Click the **Windows Start** button and search for "putty". You should see at least two entries: PuTTY and PuTTYgen. Click to run **PuTTYgen**. If PuTTY is not installed you can download it from [here](https://www.putty.org).

From the top menu of PuTTYgen, click **Conversions > Import key**. Select the pem file you downloaded and click **Open**. That will show the encrypted key.

Click **Save private key**. You will prompted with a warning: click **Yes**.

Give the file a name, such as "aws.ppk" and click **Save**.

Close PuTTYgen.

Click **Windows Start** and search for "putty" again. This time run PuTTY itself.

Under **Host Name or IP address**, paste the Public DNS of your server that you just copied from the AWS Instances page.

Under **Saved Sessions**, type something descriptive for your server, such as "AWS Jupyter":

![image.png](attachment:image.png)

Now click the **+** on the left beside **SSH** to expand this entry, then click **Auth** to load your private security key.

Click **Browse**, select the ppk file you saved from PuTTYgen and click **Open**.

Now click **Tunnels** on the left to specify the start and end points for your tunnel:

![image.png](attachment:image.png)

Beside **Source port** enter **9999**

Beside **Destination** enter **127.0.0.1:9999**

Click **Add**.

Your PuTTY should look like this:
![image.png](attachment:image.png)

Scroll the left menu back to **Session** at the top. Click **Save** to save this session (as "AWS Jupyter").

Now click **Open** to connect to your server.

You'll see a PuTTY security alert:

![image.png](attachment:image.png)

Click **Yes** to accept the key from your server and save it in the cache.

<a id='new_server'></a>
## Your new server
If all goes well, a terminal window will open: 

![image.png](attachment:image.png)

***Welcome to your brand new server!*** 

<a id='navigating'></a>
## Navigating your server

The terminal window that just opened is a command line interface into your server. You can run any standard (Ubuntu flavoured) Unix command there. By default, you are located in your home directory.

Here are some useful Unix commands to find your way around. Try them now:  
* `pwd` - print working directory (i.e. show your current directory location)
* `ls` - list files in the current directory
* `cd` - change directory (to your home directory by default)

These and a handful of other basic commands are explained with examples [here](https://en.wikibooks.org/wiki/Guide_to_Unix/Commands/File_System_Utilities).

**Tip**: when typing a file or directory name, just type the first few characters and then press the TAB key for auto-completion. This is a feature of the `bash` shell you're running when you login to your server. (Lots more about `bash` [here](http://cs.lmu.edu/~ray/notes/bash/)).

<a id='download'></a>
## Download the notebooks

At City Futures Research Centre we store our notebooks on GitHub, a popular web-based hosting service for software version control.

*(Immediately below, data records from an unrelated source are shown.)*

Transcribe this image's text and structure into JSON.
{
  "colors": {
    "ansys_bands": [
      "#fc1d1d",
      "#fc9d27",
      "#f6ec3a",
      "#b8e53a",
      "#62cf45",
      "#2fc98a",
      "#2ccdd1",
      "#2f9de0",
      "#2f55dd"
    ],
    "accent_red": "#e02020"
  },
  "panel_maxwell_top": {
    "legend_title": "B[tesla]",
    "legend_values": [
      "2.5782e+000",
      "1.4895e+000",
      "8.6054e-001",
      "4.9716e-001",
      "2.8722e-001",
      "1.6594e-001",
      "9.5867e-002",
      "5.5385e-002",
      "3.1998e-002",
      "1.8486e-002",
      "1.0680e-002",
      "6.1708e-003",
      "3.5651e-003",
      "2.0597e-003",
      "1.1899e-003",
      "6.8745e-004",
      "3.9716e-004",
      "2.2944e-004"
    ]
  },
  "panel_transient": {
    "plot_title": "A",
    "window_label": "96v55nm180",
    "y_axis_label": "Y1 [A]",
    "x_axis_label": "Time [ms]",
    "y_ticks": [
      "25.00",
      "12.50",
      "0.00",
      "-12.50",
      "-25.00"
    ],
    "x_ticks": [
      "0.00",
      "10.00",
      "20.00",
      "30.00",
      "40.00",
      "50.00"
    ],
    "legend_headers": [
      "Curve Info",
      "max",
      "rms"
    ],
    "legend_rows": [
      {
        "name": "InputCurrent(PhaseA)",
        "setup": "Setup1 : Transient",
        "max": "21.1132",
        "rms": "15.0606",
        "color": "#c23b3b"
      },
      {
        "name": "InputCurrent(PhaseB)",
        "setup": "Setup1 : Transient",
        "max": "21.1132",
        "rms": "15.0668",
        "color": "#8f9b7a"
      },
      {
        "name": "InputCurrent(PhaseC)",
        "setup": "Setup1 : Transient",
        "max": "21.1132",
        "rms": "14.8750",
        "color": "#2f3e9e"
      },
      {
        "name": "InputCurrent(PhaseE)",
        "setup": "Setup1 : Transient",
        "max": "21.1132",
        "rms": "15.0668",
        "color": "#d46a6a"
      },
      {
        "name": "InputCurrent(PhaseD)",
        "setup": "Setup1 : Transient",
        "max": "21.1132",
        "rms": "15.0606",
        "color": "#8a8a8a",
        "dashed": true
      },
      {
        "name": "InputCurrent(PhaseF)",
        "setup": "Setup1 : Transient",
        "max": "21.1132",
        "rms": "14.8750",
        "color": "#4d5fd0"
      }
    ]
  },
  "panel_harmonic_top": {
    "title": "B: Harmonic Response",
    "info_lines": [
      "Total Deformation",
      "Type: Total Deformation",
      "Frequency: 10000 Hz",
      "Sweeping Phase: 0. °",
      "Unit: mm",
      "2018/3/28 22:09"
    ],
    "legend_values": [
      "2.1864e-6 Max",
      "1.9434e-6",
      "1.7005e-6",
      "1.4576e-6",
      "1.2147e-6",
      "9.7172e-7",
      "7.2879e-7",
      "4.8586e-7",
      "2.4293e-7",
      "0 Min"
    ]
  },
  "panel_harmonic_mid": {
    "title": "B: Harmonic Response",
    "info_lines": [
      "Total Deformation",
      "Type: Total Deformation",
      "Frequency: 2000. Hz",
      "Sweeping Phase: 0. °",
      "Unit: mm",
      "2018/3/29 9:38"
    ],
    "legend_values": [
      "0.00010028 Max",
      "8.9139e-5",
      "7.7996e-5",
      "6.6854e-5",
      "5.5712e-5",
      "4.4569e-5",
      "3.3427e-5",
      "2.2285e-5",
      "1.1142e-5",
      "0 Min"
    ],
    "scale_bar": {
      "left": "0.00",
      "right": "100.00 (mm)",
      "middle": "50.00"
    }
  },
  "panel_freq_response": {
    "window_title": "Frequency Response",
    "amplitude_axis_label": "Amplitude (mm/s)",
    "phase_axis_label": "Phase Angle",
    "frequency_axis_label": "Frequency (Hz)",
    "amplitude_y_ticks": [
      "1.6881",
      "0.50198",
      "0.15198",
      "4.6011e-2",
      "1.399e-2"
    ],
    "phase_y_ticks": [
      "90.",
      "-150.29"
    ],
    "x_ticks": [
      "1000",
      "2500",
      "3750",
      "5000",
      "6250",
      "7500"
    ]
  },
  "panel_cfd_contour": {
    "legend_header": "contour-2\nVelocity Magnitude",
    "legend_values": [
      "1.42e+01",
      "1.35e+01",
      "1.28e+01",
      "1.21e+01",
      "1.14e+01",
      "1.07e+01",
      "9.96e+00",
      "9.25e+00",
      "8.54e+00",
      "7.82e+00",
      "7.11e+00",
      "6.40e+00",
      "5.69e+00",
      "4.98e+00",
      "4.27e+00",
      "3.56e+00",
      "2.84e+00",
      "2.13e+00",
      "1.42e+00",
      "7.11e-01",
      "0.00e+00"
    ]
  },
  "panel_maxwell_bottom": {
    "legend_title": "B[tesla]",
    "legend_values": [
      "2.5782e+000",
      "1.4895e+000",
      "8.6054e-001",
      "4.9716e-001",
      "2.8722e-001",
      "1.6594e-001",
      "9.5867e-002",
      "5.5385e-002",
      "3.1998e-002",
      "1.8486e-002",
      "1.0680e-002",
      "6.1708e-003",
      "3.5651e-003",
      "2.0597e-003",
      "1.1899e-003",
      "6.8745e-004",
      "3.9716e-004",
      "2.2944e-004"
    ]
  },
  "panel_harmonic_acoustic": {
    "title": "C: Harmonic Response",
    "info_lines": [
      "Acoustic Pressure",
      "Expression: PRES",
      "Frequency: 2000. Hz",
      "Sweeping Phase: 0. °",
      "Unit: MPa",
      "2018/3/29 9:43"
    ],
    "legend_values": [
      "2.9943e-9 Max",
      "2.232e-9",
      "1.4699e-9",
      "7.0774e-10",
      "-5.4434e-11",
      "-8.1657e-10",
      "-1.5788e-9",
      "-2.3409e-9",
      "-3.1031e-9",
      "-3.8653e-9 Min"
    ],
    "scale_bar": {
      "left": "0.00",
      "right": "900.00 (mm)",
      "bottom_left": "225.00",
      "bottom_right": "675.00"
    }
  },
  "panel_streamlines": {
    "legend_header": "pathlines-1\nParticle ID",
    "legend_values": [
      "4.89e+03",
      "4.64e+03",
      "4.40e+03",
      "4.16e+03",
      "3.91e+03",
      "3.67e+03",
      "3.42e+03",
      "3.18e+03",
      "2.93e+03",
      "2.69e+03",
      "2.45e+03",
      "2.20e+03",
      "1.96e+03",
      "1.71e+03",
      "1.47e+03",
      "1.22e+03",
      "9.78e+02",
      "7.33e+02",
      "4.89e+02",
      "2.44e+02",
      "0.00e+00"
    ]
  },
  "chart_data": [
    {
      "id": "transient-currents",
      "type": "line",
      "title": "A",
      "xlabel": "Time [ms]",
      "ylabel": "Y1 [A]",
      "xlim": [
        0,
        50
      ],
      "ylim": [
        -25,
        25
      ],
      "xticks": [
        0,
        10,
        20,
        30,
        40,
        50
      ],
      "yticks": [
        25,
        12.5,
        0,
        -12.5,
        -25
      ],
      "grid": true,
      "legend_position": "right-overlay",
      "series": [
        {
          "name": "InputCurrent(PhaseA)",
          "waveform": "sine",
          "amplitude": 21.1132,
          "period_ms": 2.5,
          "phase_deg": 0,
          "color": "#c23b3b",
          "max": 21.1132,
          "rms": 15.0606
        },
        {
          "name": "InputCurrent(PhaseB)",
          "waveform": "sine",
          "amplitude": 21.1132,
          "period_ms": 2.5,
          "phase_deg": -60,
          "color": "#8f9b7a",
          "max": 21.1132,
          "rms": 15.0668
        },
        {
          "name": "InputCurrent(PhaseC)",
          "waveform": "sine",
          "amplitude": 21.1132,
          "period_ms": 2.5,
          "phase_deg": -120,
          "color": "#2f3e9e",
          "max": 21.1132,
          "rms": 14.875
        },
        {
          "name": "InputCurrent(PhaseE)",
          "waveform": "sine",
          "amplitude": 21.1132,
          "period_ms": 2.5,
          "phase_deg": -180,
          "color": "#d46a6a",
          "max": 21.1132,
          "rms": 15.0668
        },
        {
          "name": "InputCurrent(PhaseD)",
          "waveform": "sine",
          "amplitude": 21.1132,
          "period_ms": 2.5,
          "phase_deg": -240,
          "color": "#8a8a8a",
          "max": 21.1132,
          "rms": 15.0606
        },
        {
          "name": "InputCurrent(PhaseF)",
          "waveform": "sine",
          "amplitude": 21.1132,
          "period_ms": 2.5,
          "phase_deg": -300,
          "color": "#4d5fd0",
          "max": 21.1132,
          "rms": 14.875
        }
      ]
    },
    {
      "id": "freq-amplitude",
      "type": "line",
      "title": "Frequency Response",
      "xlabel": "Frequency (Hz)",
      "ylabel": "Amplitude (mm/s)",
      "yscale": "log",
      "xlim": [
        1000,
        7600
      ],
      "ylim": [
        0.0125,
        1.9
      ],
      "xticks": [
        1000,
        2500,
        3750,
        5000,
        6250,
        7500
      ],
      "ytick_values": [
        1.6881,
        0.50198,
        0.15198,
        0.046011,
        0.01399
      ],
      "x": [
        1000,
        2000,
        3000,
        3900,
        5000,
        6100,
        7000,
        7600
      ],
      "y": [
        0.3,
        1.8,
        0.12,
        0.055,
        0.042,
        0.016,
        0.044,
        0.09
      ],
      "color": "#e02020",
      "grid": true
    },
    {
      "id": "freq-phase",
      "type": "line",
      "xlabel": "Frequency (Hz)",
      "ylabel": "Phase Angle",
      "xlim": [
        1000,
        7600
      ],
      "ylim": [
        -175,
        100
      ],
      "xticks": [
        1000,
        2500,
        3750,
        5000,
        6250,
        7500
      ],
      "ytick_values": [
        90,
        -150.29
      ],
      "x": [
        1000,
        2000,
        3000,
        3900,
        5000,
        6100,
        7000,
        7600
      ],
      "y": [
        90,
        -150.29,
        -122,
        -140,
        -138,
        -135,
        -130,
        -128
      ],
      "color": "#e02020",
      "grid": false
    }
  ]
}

Use the `git` command to download the notebooks from our code repository on GitHub into your home directory:

`git clone https://github.com/UNSW-CFRC/Programmable-Cities-Block-1-Jupyter-notebooks`

When done, use `ls` and `cd` again to check what was downloaded.


<a id='start_jupyter'></a>
## Start Jupyter on the server

To start Jupyter on the server type:  
`jupyter notebook --port=9999`

The application will output some diagnostic details and then give the URL to connect from your laptop, e.g.:
```
    Copy/paste this URL into your browser when you connect for the first time,
    to login with a token:
        http://localhost:9999/?token=b060ab578c96f3a7bd76a0fef04bfabcbbd9b484f185a9d7
```

As it says, copy and paste the URL into your browser to connect. You should see a window like this:

![image.png](attachment:image.png)

Great: now you're ready to start using Jupyter notebook on your new AWS server!

Open notebook **4. Interactive plotting with plotly** from your new server-based Jupyter browser window to compare the performance with the benchmark you set earlier on your local machine.